The traditional Madiba shirt, which became Mandela’s iconic look, was debuted at the first democratic parliament in May 1994. “He very consciously designed his image,” Boulton tells us. “He did not want to be seen as just another leader in a suit going to summits. His whole dimension was rather cosy and relaxed. You could see Mandela from the back [of the summit] – you knew who it was.”

4. ‘Shepherds’ make the best leaders

As a young man in the tiny village of Mvezo, Mandela would eavesdrop on tribal council meetings, noticing that the chief “worked like a shepherd… He stays behind the flock, letting the most nimble go out ahead, whereupon the others follow, not realising that all along they are being directed from behind.” This remained his style as ANC leader and South African president.

5. Gambling can pay off

As an integral part of the Youth League’s takeover of ANC [African National Congress] leadership in the Forties, Mandela gambled – highly successfully – with the party’s rules. Boulton notes, “During his rise to prominence before he came to trial, his ‘Black Pimpernel’ era, he was willing to take the risk and the consequences, but always doing it from a very considered and intellectual perspective as a trained lawyer.” In 1987, ignoring the ANC’s fundamental ‘never have contact with the enemy’, Mandela initiated talks with senior government, which led to the unravelling of apartheid.
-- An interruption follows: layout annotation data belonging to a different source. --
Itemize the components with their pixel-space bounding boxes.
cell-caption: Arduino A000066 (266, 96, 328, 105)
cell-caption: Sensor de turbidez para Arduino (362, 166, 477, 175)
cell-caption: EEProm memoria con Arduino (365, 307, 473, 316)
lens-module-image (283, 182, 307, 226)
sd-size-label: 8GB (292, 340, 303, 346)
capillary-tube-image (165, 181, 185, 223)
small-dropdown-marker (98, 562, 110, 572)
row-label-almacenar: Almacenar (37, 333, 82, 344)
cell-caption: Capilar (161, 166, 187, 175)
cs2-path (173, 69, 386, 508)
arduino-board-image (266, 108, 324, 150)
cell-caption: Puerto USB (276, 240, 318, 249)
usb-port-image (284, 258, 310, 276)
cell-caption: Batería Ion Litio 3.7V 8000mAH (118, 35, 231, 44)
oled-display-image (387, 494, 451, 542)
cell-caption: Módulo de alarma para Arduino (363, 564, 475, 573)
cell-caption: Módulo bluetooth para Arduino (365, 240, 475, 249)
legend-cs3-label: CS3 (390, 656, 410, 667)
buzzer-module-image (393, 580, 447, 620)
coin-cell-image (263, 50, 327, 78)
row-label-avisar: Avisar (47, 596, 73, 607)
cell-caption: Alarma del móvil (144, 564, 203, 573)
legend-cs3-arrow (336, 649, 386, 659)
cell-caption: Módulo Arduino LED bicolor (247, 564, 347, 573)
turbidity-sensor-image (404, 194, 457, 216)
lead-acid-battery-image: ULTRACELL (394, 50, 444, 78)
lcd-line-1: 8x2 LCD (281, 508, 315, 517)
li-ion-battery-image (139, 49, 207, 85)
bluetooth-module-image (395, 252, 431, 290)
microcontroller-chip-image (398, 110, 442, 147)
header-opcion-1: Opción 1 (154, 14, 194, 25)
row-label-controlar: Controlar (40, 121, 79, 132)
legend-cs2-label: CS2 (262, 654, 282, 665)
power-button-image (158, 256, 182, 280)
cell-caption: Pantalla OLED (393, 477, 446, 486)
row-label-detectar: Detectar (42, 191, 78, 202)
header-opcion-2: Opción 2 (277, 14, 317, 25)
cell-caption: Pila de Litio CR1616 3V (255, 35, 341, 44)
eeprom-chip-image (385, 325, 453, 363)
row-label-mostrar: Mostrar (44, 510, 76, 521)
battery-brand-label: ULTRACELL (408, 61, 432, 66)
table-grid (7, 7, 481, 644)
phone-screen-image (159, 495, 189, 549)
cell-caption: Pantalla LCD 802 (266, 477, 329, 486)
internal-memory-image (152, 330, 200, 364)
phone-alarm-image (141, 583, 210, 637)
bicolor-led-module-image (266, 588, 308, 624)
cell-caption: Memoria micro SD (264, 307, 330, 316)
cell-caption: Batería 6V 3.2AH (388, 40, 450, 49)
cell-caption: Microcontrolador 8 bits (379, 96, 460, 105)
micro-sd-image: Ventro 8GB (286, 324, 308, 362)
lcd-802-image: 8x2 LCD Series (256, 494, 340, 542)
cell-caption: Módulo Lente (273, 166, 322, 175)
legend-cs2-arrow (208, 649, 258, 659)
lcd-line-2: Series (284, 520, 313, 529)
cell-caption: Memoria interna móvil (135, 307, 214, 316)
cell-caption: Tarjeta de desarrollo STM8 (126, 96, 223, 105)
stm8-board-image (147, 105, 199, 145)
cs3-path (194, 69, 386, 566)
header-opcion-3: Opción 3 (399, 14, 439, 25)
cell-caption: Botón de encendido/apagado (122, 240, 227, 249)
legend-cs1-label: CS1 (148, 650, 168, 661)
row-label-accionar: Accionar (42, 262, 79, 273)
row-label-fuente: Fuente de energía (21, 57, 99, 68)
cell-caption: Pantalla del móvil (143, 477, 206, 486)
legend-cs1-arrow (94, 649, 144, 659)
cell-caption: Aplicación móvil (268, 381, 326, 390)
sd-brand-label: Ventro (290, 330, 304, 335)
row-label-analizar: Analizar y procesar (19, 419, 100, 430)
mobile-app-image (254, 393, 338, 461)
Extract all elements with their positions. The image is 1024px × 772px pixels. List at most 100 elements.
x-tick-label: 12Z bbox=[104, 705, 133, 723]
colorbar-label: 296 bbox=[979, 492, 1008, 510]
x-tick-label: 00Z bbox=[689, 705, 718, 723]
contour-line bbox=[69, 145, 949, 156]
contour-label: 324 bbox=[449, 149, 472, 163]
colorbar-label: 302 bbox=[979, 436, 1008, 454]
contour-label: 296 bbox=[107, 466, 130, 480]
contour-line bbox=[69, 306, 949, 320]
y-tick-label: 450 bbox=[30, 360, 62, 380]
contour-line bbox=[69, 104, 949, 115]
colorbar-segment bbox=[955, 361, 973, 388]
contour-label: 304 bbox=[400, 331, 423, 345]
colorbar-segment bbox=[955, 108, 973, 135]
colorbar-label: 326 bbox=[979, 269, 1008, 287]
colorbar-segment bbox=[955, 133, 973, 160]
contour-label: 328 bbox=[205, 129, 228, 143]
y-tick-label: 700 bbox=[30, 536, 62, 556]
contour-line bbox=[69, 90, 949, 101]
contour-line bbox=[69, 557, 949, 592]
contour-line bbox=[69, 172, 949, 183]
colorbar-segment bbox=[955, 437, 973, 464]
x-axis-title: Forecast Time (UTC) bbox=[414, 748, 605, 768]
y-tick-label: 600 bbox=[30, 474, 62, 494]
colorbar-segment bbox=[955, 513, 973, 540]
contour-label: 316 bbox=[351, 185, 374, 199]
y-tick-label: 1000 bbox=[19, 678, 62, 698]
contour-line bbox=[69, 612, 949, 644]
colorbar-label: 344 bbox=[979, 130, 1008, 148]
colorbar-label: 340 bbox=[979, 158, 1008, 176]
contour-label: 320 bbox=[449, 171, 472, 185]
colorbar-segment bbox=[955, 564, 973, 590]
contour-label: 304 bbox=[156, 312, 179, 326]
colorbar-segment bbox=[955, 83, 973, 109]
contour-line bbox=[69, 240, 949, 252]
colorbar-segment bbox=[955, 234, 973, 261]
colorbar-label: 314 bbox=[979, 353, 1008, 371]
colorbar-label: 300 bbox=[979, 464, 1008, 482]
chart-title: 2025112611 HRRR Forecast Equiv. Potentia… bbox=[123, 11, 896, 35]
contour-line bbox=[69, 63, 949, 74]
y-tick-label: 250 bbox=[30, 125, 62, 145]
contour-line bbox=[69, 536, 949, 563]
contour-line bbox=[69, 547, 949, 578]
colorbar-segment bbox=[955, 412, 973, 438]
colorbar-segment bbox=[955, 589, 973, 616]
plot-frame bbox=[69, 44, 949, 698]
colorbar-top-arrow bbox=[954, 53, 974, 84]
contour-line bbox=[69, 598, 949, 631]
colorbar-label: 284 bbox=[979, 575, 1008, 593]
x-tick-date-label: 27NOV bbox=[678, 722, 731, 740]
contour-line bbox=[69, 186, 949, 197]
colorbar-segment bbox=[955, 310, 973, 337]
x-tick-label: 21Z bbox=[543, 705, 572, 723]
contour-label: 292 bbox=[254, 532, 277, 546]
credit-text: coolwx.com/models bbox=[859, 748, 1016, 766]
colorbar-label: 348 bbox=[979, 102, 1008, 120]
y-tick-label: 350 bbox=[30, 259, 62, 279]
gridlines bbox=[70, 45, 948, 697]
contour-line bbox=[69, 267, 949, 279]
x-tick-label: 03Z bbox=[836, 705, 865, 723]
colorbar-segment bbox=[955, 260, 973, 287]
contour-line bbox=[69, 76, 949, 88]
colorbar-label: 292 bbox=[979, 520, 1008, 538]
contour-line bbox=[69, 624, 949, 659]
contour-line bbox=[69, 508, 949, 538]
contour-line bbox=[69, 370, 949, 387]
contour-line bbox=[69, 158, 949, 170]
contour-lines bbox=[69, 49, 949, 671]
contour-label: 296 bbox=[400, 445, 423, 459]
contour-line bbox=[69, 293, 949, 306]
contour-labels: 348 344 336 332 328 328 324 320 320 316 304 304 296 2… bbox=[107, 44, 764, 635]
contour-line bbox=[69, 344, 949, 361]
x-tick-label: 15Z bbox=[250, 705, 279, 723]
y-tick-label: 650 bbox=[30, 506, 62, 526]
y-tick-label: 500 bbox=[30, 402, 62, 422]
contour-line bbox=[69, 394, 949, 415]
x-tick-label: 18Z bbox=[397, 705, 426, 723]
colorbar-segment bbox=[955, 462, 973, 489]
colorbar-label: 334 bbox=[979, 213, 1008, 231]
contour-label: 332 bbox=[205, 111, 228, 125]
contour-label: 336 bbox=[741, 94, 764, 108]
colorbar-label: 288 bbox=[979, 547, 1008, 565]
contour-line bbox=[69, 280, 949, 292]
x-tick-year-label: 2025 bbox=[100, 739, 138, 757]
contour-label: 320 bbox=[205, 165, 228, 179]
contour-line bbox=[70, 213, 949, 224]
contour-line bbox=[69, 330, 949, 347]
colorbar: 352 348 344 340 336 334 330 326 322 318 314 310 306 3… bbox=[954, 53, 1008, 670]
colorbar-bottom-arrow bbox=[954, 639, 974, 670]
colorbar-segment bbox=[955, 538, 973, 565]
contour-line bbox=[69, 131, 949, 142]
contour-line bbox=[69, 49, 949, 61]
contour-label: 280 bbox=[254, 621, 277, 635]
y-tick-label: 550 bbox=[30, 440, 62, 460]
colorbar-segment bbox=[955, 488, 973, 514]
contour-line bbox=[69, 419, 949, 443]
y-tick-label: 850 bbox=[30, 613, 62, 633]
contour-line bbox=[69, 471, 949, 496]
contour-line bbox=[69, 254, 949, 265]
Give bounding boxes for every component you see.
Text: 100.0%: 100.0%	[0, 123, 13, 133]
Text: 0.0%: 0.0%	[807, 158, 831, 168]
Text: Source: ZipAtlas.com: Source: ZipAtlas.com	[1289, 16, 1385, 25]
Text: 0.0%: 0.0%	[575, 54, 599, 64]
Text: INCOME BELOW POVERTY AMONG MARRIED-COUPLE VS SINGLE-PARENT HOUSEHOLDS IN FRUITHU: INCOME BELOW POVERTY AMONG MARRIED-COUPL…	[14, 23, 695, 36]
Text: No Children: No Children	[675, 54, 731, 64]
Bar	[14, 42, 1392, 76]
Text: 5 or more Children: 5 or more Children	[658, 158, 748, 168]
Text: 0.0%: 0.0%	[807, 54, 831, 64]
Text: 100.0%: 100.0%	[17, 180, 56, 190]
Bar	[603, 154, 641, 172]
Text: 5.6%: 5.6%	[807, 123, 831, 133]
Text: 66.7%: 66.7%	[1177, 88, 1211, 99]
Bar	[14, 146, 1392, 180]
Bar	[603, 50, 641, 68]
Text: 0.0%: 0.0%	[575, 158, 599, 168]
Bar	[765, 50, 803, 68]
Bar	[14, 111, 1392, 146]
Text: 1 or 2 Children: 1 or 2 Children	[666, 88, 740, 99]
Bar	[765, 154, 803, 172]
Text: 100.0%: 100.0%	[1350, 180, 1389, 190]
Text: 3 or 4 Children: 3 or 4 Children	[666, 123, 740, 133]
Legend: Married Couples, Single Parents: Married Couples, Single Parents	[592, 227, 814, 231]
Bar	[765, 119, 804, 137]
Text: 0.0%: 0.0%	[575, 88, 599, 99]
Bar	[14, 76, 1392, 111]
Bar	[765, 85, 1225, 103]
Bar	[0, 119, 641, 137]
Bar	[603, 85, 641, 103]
6. Grand gestures build bridges

In South Africa, rugby was traditionally an elitist, white sport. During the 1974 British Lions tour, black South Africans detested the game and its connotations so strongly that they packed the stadiums’ cramped, ‘blacks-only’ enclosures to cheer on the Lions. As such, when South Africa won the 1995 World Cup, and Mandela strode proudly on to the pitch in a Springboks jersey, he bridged that once-insurmountable divide with one perfectly executed fashion statement.

7. Always go down fighting

Even when faced with life imprisonment, the young revolutionary still delivered a firebrand speech at his trial, closing with the remarkable, “During my lifetime I have dedicated my life to this struggle of the African people... It is an ideal which I hope to live for and to see realised. But, my Lord, if it needs be, it is an ideal for which I am prepared to die.” Not everyone was a fan of this passion, however. Boulton recalls: “I remember Margaret Thatcher telling me he was ‘no better than a terrorist, than the IRA’.”

8. Never pat your own back

Upon being awarded the Nobel Peace Prize in 1993, Mandela didn’t start gushing emotionally about his own struggle (which he would have been more than entitled to do); instead he dedicated the award to all the people who fought against apartheid, and vowed to keep battling for “a society which recognises that all people are born equal”.

9. A good leader can – and will – throw shapes

Global Post journalist Andrew Meldrum was present at Mandela’s birthday celebrations in 2010. What follows is his on-dancefloor report: “[Mandela] strides in rhythmic steps and swings his friendly fists, occasionally punching the air with joy. To see the great leader shake the burdens off his shoulders and shake a leg is truly beautiful, a victory of the human spirit. The ‘Madiba shuffle’ has been emulated across South Africa by dancers of all ages and races.” Trust us, that shuffle is well worth YouTubing.

10. Don’t let circumstance break your spirit

Mandela spent 18 of his 27 years in prison doing heavy labour on Robben Island. “Black people with a life sentence in South Africa weren’t going to be treated well,” says Boulton. “The tuberculosis and problems with his lungs were exacerbated by the rock dust from having to break rocks.” But despite ill health, intense grafting and only low-level medical care, he managed to complete a Bachelor of Law degree via correspondence with the University Of London during his incarceration.